38 Kernel Memory Treated differently from user memory. Often allocated from a special pool. Kernel requests memory for structures of varying size, sometimes smaller than a page. Some kernel memory must be contiguous. Some devices interact directly with main memory, bypassing the virtual memory interface.

39 Buddy System Binary tree for memory management. The buddy of each block can be found with an XOR of the block s address and its size. Advantage: compactification of free memory in log time. Disadvantage: internal fragmentation.

40 Slab Allocation A slab is a set of contiguous pages. Each cache contains one or more slabs. There is a cache for each kernel data structure. No fragmentation. Fast memory access. First appeared in Solaris 2.4 kernel. Now used in Linux.

41 Other Issues Prepaging to reduce page faults at startup. Page size? Fragmentation, table size, I/O overhead, locality. Multiple page sizes? Program structure and language. Pages must sometimes be locked into memory, as when copying a file from a device (otherwise I/O requests may cause thrashing).

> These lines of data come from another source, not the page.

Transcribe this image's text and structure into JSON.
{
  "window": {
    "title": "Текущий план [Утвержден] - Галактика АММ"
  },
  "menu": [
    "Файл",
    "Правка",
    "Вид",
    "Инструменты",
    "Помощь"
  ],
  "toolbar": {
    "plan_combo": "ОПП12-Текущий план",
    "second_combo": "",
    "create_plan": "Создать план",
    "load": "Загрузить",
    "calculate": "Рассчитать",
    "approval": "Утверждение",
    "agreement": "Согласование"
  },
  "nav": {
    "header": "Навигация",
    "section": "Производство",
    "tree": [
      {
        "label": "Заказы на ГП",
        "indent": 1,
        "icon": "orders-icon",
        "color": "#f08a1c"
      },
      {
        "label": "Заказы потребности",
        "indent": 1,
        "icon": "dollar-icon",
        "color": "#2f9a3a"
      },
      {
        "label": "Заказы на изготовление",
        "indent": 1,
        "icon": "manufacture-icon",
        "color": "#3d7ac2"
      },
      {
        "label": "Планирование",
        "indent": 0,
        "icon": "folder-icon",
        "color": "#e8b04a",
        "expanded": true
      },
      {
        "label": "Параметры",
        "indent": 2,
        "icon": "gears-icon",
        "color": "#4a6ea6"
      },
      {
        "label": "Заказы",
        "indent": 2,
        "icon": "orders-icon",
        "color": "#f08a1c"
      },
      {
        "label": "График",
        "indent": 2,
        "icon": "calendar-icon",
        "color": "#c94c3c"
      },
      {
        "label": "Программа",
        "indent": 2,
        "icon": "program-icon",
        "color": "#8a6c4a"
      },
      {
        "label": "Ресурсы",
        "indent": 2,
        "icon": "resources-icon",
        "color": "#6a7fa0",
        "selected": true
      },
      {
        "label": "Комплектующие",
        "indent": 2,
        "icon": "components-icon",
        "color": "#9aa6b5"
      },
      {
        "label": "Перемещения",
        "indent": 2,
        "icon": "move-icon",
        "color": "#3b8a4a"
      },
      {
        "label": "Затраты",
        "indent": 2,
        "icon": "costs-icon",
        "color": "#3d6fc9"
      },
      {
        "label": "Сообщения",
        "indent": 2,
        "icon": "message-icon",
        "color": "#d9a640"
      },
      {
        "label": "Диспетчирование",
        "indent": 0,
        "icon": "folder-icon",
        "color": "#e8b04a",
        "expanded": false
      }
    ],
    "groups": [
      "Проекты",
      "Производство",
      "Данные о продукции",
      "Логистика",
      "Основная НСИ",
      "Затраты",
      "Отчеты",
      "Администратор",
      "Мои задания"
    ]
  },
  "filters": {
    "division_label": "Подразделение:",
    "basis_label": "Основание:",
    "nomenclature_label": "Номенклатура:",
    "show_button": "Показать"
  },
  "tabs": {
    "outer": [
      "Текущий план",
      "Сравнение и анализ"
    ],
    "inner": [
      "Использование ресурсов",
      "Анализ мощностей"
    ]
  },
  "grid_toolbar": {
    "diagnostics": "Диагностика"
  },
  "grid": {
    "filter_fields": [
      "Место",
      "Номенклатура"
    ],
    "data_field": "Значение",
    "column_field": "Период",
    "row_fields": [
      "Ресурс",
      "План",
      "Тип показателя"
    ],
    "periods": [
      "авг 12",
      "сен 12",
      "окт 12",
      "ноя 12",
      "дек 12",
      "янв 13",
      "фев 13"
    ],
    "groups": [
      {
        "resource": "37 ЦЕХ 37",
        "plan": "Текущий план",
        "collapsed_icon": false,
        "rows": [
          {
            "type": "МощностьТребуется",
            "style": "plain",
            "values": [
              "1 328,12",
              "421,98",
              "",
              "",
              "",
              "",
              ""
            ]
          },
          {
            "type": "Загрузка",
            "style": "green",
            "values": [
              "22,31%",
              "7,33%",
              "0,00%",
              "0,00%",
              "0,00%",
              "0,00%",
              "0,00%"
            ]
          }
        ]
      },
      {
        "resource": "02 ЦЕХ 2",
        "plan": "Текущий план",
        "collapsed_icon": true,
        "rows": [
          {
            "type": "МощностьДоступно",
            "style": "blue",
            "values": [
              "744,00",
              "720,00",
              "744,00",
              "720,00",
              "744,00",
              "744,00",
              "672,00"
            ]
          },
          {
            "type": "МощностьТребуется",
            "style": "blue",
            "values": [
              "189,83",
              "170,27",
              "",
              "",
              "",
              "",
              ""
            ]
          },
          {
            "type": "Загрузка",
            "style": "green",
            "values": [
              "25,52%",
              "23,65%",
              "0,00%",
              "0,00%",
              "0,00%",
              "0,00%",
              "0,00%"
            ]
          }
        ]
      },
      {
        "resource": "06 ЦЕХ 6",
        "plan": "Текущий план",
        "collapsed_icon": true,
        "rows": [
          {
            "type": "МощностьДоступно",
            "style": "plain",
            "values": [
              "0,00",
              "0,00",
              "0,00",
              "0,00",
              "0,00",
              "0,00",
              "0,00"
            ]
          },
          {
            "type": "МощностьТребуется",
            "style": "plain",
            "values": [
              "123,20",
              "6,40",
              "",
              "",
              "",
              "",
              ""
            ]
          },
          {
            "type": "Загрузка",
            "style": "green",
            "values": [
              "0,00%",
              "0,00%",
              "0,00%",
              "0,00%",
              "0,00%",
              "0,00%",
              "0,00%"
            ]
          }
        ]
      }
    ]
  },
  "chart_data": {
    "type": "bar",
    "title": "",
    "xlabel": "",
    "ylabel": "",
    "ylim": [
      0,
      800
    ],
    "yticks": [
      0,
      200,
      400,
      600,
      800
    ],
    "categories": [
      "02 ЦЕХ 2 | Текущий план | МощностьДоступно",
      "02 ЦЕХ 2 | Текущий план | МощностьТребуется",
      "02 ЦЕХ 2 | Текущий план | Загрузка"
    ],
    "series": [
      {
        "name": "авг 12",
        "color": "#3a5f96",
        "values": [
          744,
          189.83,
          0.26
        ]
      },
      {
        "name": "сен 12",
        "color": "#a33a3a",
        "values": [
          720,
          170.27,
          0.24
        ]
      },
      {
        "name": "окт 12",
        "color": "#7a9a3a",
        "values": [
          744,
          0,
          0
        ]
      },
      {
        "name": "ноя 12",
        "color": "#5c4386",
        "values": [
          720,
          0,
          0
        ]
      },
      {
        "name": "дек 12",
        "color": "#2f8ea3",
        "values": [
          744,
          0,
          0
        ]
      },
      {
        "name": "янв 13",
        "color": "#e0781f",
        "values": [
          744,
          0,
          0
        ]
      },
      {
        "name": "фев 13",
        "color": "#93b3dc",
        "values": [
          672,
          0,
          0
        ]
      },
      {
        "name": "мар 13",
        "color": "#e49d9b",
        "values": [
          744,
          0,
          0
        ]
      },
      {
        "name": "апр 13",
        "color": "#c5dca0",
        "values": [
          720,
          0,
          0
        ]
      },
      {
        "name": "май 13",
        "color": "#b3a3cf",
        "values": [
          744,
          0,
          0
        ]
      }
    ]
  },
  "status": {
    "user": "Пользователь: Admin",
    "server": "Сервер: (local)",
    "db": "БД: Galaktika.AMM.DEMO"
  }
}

42 Other Issues Demand paging is supposed to be transparent to compilers, but knowledge of the pager can be exploited. Page size: 128 bytes. int[][] data = new int[128][128]; for (int c = 0; c < 128; c++) for (int r = 0; r < 128; r++) data[r][c] = 1; Arrays are stored in row-major order, so if there are fewer than 128 frames per process, each array access will cause a page fault. A smart compiler might translate data[c][r] = 1;

43 Other Issues Choice of programming language? C/C++ use of pointers has the effect of scattering memory accesses and thereby increasing the page fault rate. Some studies have shown that object-oriented programs tend to have poor locality of reference.